I always liked living and working abroad. I was used to discovering a different foreign country every year since I graduated. When I joined global professional services company Accenture, I worked in the Netherlands, Germany and Turkey. When I met my husband, I wanted to spend my time in Belgium to give us time to start a family.
Six years and one son later, the call of living abroad became irresistible. My husband and I estimated our one-and-a-half-year-old son was old enough to start discovering the world. I shared my wish for an out-of-town assignment with my leadership at work. There was one condition—my family should be able to come with me.
About nine months later, I received an opportunity to become the project manager for an SAP implementation for Accenture’s first health client in Saudi Arabia. My first reaction was: “When I said ‘abroad,’ I was thinking something sexier like Singapore or Brazil. ... I would have never thought about Saudi.” My second reaction was: “No way. A woman leading a project in a country where she cannot even drive? I will never be credible.”

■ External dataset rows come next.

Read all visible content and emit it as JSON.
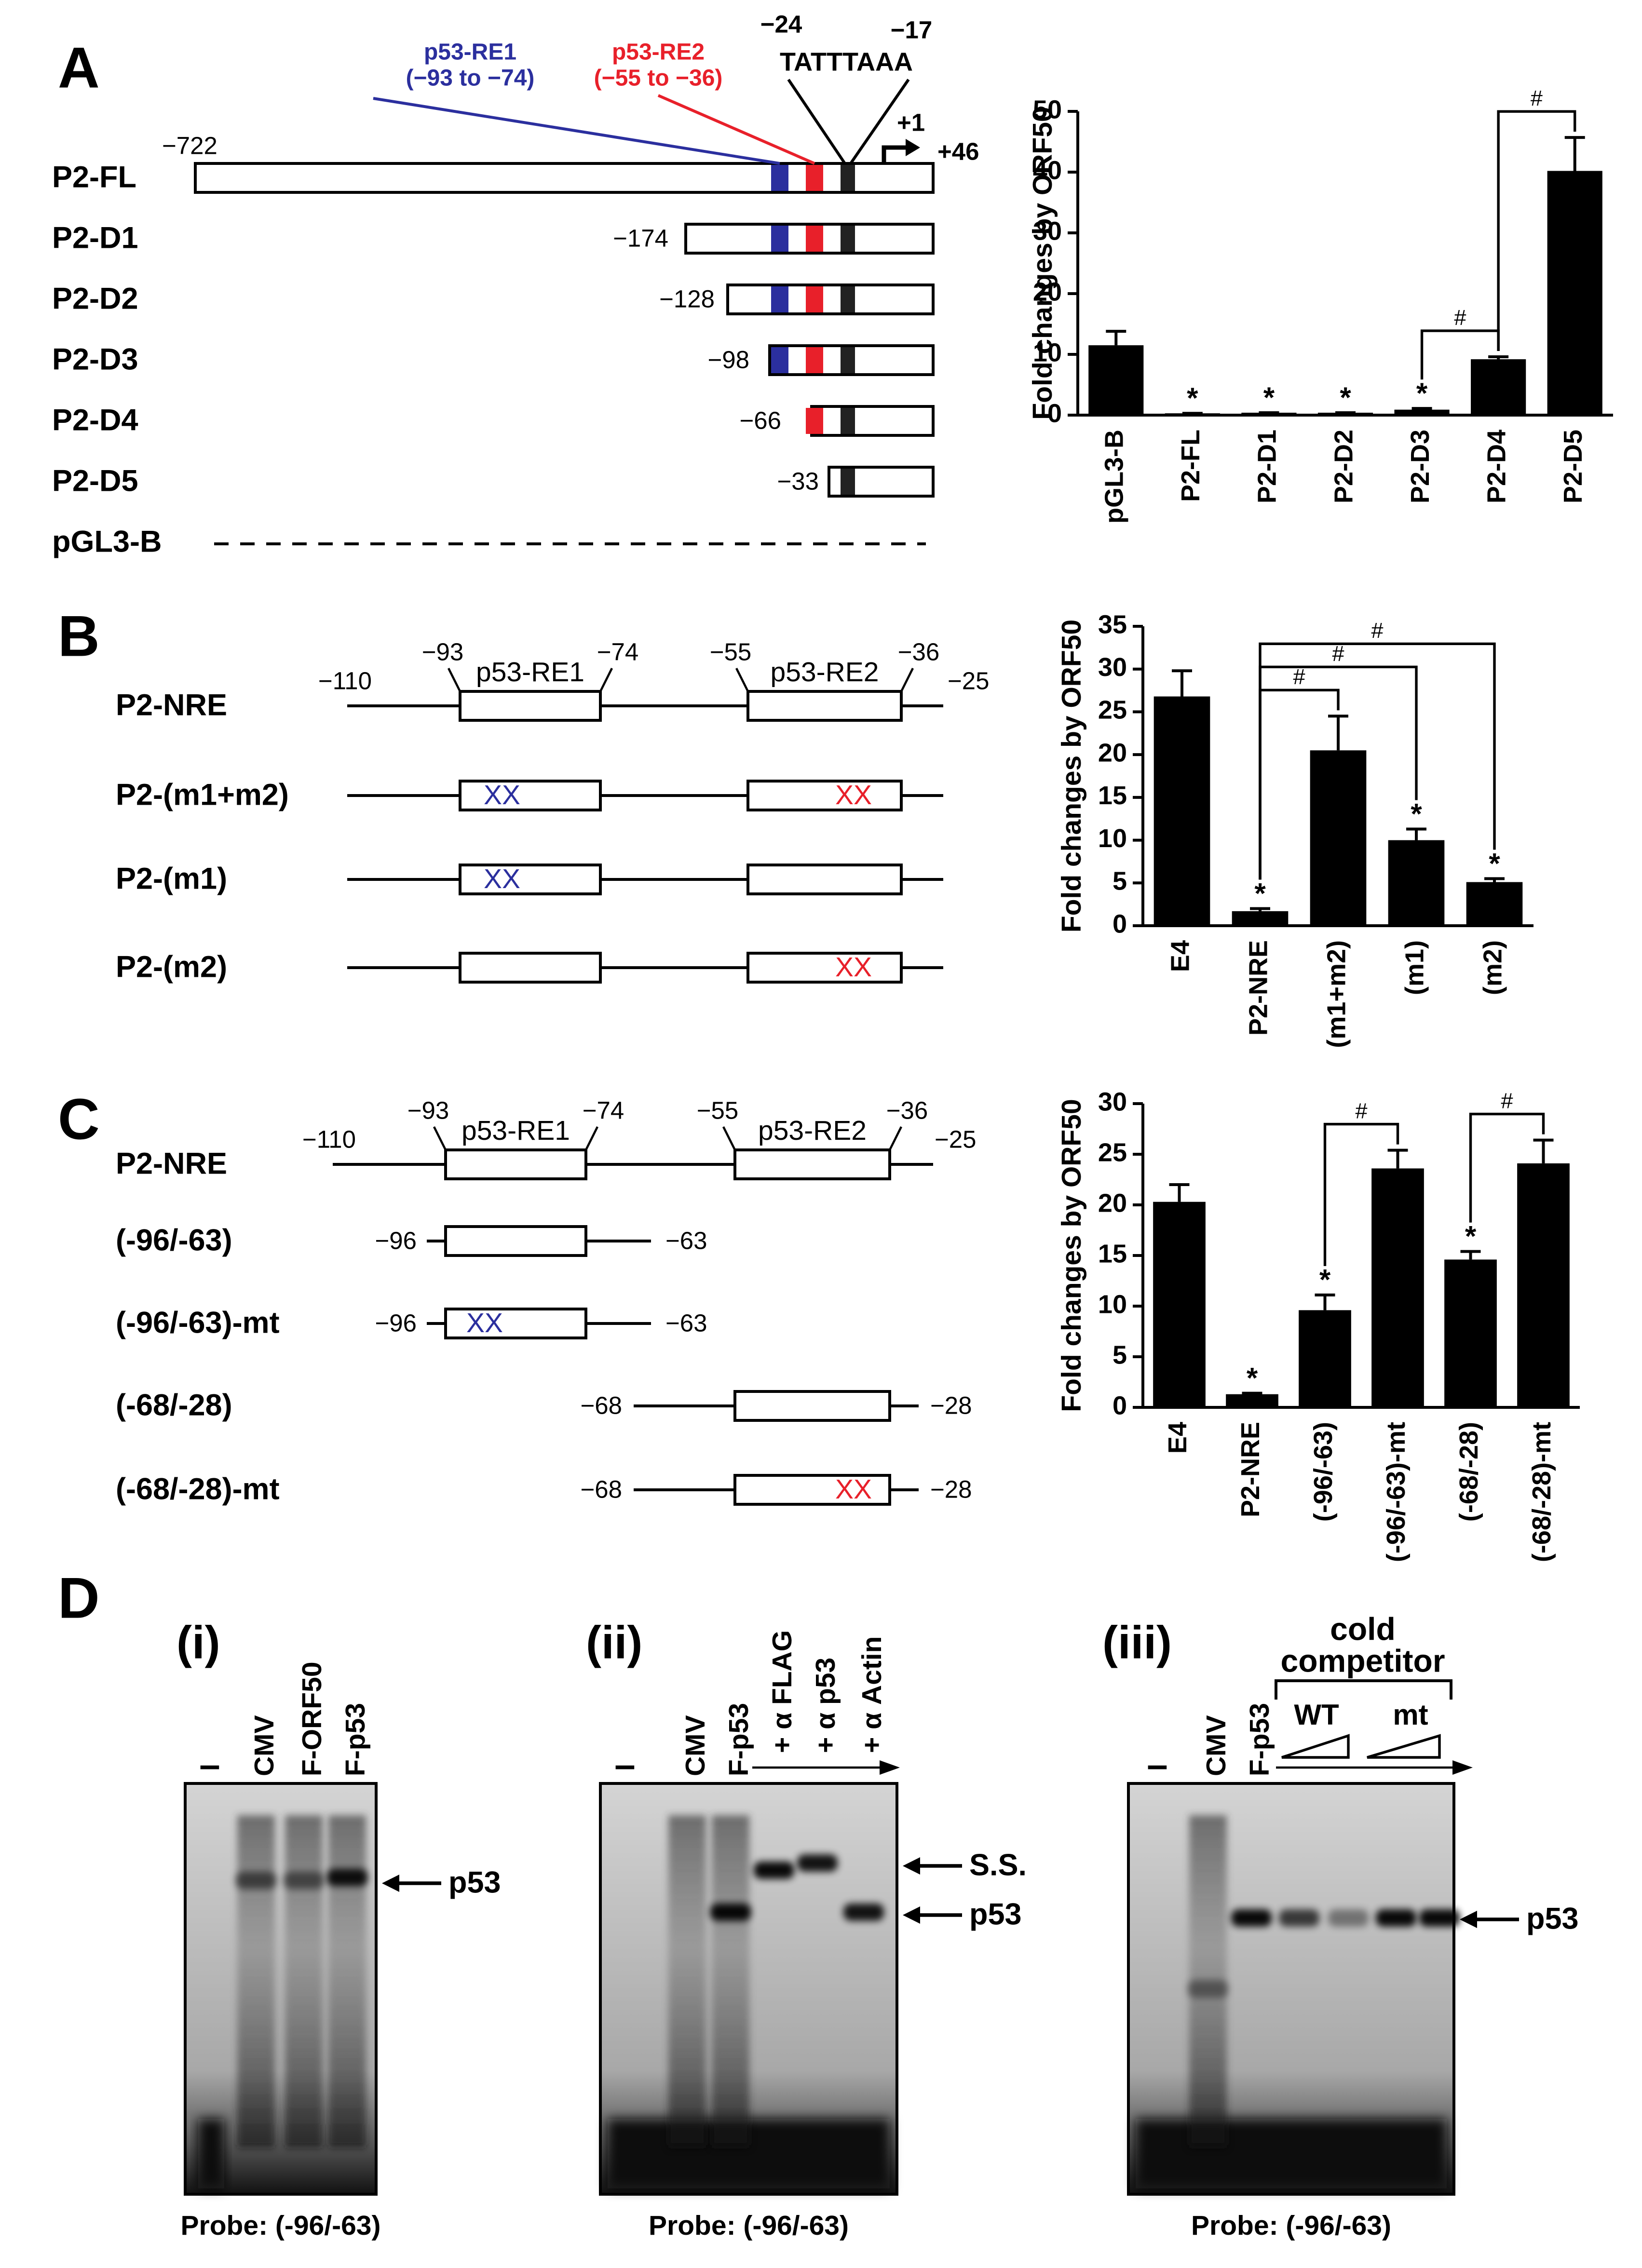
{
  "panel_labels": [
    "A",
    "B",
    "C",
    "D"
  ],
  "chart_data": [
    {
      "type": "bar",
      "ylabel": "Fold changes by ORF50",
      "color": "#000000",
      "categories": [
        "pGL3-B",
        "P2-FL",
        "P2-D1",
        "P2-D2",
        "P2-D3",
        "P2-D4",
        "P2-D5"
      ],
      "values": [
        11.5,
        0.3,
        0.4,
        0.4,
        0.9,
        9.2,
        40.2
      ],
      "errors": [
        2.3,
        0,
        0,
        0,
        0.2,
        0.4,
        5.5
      ],
      "significance": [
        null,
        "*",
        "*",
        "*",
        "*",
        null,
        null
      ],
      "brackets": [
        {
          "from": "P2-D3",
          "to": "P2-D4",
          "label": "#"
        },
        {
          "from": "P2-D4",
          "to": "P2-D5",
          "label": "#"
        }
      ],
      "ylim": [
        0,
        50
      ],
      "yticks": [
        0,
        10,
        20,
        30,
        40,
        50
      ]
    },
    {
      "type": "bar",
      "ylabel": "Fold changes by ORF50",
      "color": "#000000",
      "categories": [
        "E4",
        "P2-NRE",
        "(m1+m2)",
        "(m1)",
        "(m2)"
      ],
      "values": [
        26.8,
        1.7,
        20.5,
        10.0,
        5.1
      ],
      "errors": [
        3.0,
        0.3,
        4.0,
        1.3,
        0.4
      ],
      "significance": [
        null,
        "*",
        null,
        "*",
        "*"
      ],
      "brackets": [
        {
          "from": "P2-NRE",
          "to": "(m1+m2)",
          "label": "#"
        },
        {
          "from": "P2-NRE",
          "to": "(m1)",
          "label": "#"
        },
        {
          "from": "P2-NRE",
          "to": "(m2)",
          "label": "#"
        }
      ],
      "ylim": [
        0,
        35
      ],
      "yticks": [
        0,
        5,
        10,
        15,
        20,
        25,
        30,
        35
      ]
    },
    {
      "type": "bar",
      "ylabel": "Fold changes by ORF50",
      "color": "#000000",
      "categories": [
        "E4",
        "P2-NRE",
        "(-96/-63)",
        "(-96/-63)-mt",
        "(-68/-28)",
        "(-68/-28)-mt"
      ],
      "values": [
        20.3,
        1.3,
        9.6,
        23.6,
        14.6,
        24.1
      ],
      "errors": [
        1.7,
        0.1,
        1.5,
        1.8,
        0.8,
        2.3
      ],
      "significance": [
        null,
        "*",
        "*",
        null,
        "*",
        null
      ],
      "brackets": [
        {
          "from": "(-96/-63)",
          "to": "(-96/-63)-mt",
          "label": "#"
        },
        {
          "from": "(-68/-28)",
          "to": "(-68/-28)-mt",
          "label": "#"
        }
      ],
      "ylim": [
        0,
        30
      ],
      "yticks": [
        0,
        5,
        10,
        15,
        20,
        25,
        30
      ]
    }
  ],
  "diagram_a": {
    "constructs": [
      {
        "name": "P2-FL",
        "start": "−722"
      },
      {
        "name": "P2-D1",
        "start": "−174"
      },
      {
        "name": "P2-D2",
        "start": "−128"
      },
      {
        "name": "P2-D3",
        "start": "−98"
      },
      {
        "name": "P2-D4",
        "start": "−66"
      },
      {
        "name": "P2-D5",
        "start": "−33"
      }
    ],
    "control": "pGL3-B",
    "re1": {
      "label": "p53-RE1",
      "range": "(−93 to −74)"
    },
    "re2": {
      "label": "p53-RE2",
      "range": "(−55 to −36)"
    },
    "tata": {
      "label": "TATTTAAA",
      "start": "−24",
      "end": "−17"
    },
    "tss": "+1",
    "end": "+46"
  },
  "diagram_b": {
    "constructs": [
      "P2-NRE",
      "P2-(m1+m2)",
      "P2-(m1)",
      "P2-(m2)"
    ],
    "coords": [
      "−110",
      "−93",
      "−74",
      "−55",
      "−36",
      "−25"
    ],
    "elements": [
      "p53-RE1",
      "p53-RE2"
    ],
    "mutation": "XX"
  },
  "diagram_c": {
    "constructs": [
      {
        "name": "P2-NRE"
      },
      {
        "name": "(-96/-63)",
        "start": "−96",
        "end": "−63"
      },
      {
        "name": "(-96/-63)-mt",
        "start": "−96",
        "end": "−63"
      },
      {
        "name": "(-68/-28)",
        "start": "−68",
        "end": "−28"
      },
      {
        "name": "(-68/-28)-mt",
        "start": "−68",
        "end": "−28"
      }
    ],
    "coords": [
      "−110",
      "−93",
      "−74",
      "−55",
      "−36",
      "−25"
    ],
    "elements": [
      "p53-RE1",
      "p53-RE2"
    ],
    "mutation": "XX"
  },
  "gels": [
    {
      "label": "(i)",
      "lanes": [
        "–",
        "CMV",
        "F-ORF50",
        "F-p53"
      ],
      "bands": [
        "p53"
      ],
      "probe": "Probe: (-96/-63)"
    },
    {
      "label": "(ii)",
      "lanes": [
        "–",
        "CMV",
        "F-p53",
        "+ α FLAG",
        "+ α p53",
        "+ α Actin"
      ],
      "bands": [
        "S.S.",
        "p53"
      ],
      "probe": "Probe: (-96/-63)"
    },
    {
      "label": "(iii)",
      "lanes": [
        "–",
        "CMV",
        "F-p53"
      ],
      "competitor": [
        "cold",
        "competitor"
      ],
      "competitor_types": [
        "WT",
        "mt"
      ],
      "bands": [
        "p53"
      ],
      "probe": "Probe: (-96/-63)"
    }
  ]
}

On top of this development, I learned I would be the first female executive with Accenture bringing her family there. I like being the “first,” but this time might have been a step too far, I thought. But the part of me that has always been pushing boundaries won the battle. Being successful in such conditions was the ultimate challenge I could take.
On the administrative side, it hasn't been a bed of roses. To give you an idea, my company had long discussions with Saudi authorities to get my family a proper visa because having a woman as a head of a family was something new to them. But still, we made it there, the three of us. And then started a 15-month adventure.

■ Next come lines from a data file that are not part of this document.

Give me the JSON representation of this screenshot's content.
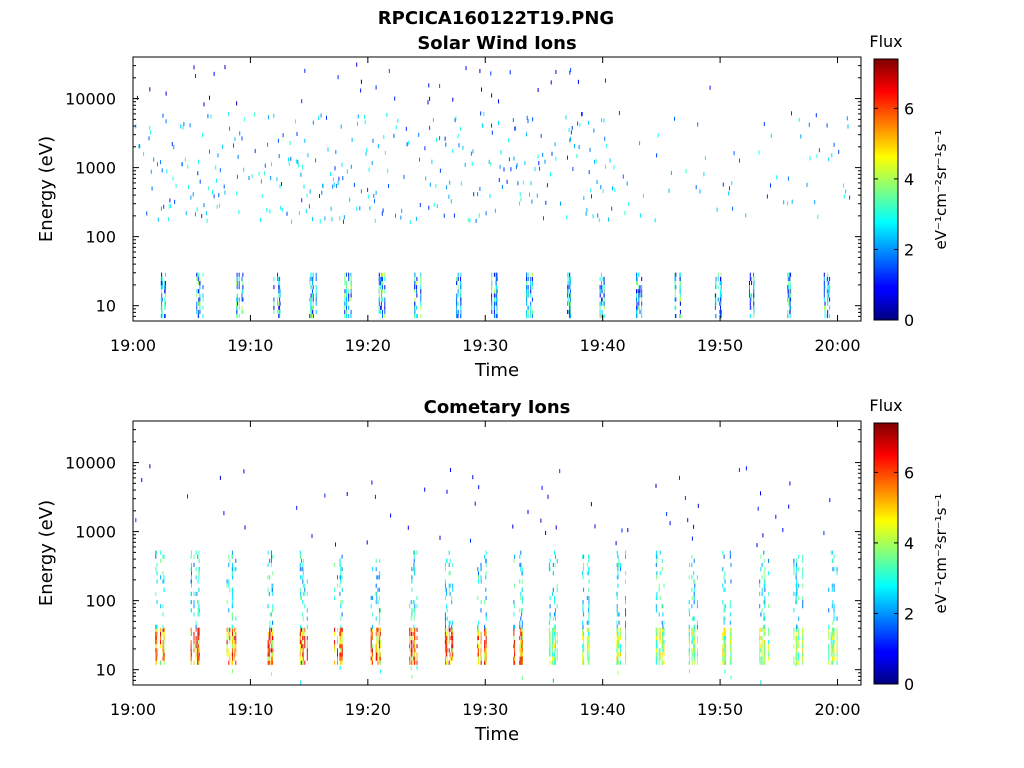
{
  "figure_title": "RPCICA160122T19.PNG",
  "colormap": "jet",
  "chart_data": [
    {
      "type": "heatmap",
      "title": "Solar Wind Ions",
      "xlabel": "Time",
      "ylabel": "Energy (eV)",
      "xlim": [
        "19:00",
        "20:02"
      ],
      "ylim": [
        6,
        40000
      ],
      "y_scale": "log",
      "x_ticks": [
        "19:00",
        "19:10",
        "19:20",
        "19:30",
        "19:40",
        "19:50",
        "20:00"
      ],
      "y_ticks": [
        "10",
        "100",
        "1000",
        "10000"
      ],
      "colorbar": {
        "label": "Flux",
        "units": "eV⁻¹cm⁻²sr⁻¹s⁻¹",
        "ticks": [
          "0",
          "2",
          "4",
          "6"
        ],
        "range": [
          0,
          7.4
        ]
      },
      "bands": [
        {
          "energy_range": [
            6,
            40000
          ],
          "typical_flux": [
            0.5,
            3.5
          ],
          "note": "sparse"
        },
        {
          "energy_range": [
            8,
            30
          ],
          "typical_flux": [
            1,
            4.5
          ]
        }
      ]
    },
    {
      "type": "heatmap",
      "title": "Cometary Ions",
      "xlabel": "Time",
      "ylabel": "Energy (eV)",
      "xlim": [
        "19:00",
        "20:02"
      ],
      "ylim": [
        6,
        40000
      ],
      "y_scale": "log",
      "x_ticks": [
        "19:00",
        "19:10",
        "19:20",
        "19:30",
        "19:40",
        "19:50",
        "20:00"
      ],
      "y_ticks": [
        "10",
        "100",
        "1000",
        "10000"
      ],
      "colorbar": {
        "label": "Flux",
        "units": "eV⁻¹cm⁻²sr⁻¹s⁻¹",
        "ticks": [
          "0",
          "2",
          "4",
          "6"
        ],
        "range": [
          0,
          7.4
        ]
      },
      "bands": [
        {
          "energy_range": [
            15,
            40
          ],
          "typical_flux": [
            4,
            6.8
          ],
          "period_minutes": 3
        },
        {
          "energy_range": [
            40,
            600
          ],
          "typical_flux": [
            2,
            4
          ]
        },
        {
          "energy_range": [
            600,
            10000
          ],
          "typical_flux": [
            0.5,
            1.5
          ],
          "note": "sparse"
        }
      ]
    }
  ]
}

This experience was more than I expected. On the professional side, it gave me confidence that I can manage any kind of project in any kind of environment. I have been in impossible situations.
How do you deliver when IT security is shutting down your VPN (virtual private network) three months before go live and you need six weeks to get proper visas for your people? How do you keep moving forward in the Ramadan month when your team members and clients are fasting all day? You do it by being open on what can be done and not done in the given constraints and by being unconditionally constructive. This approach is the only way you can build trust, with your clients, with your team members, with your leadership.
On the personal side, it helped me to have a better understanding of Muslims. I never met people with faith so embedded in their day-to-day life, and I respect them for having such strong beliefs. On the family side, thanks to the life in Saudi and the easy travel to Asia from there, I am proud my now four-year-old son understands the difference between Buddha, Allah and Jesus. This experience is bringing him what I always wanted for him and the reason why I like travelling: eyes wide open on the rest of the world to have an open mind.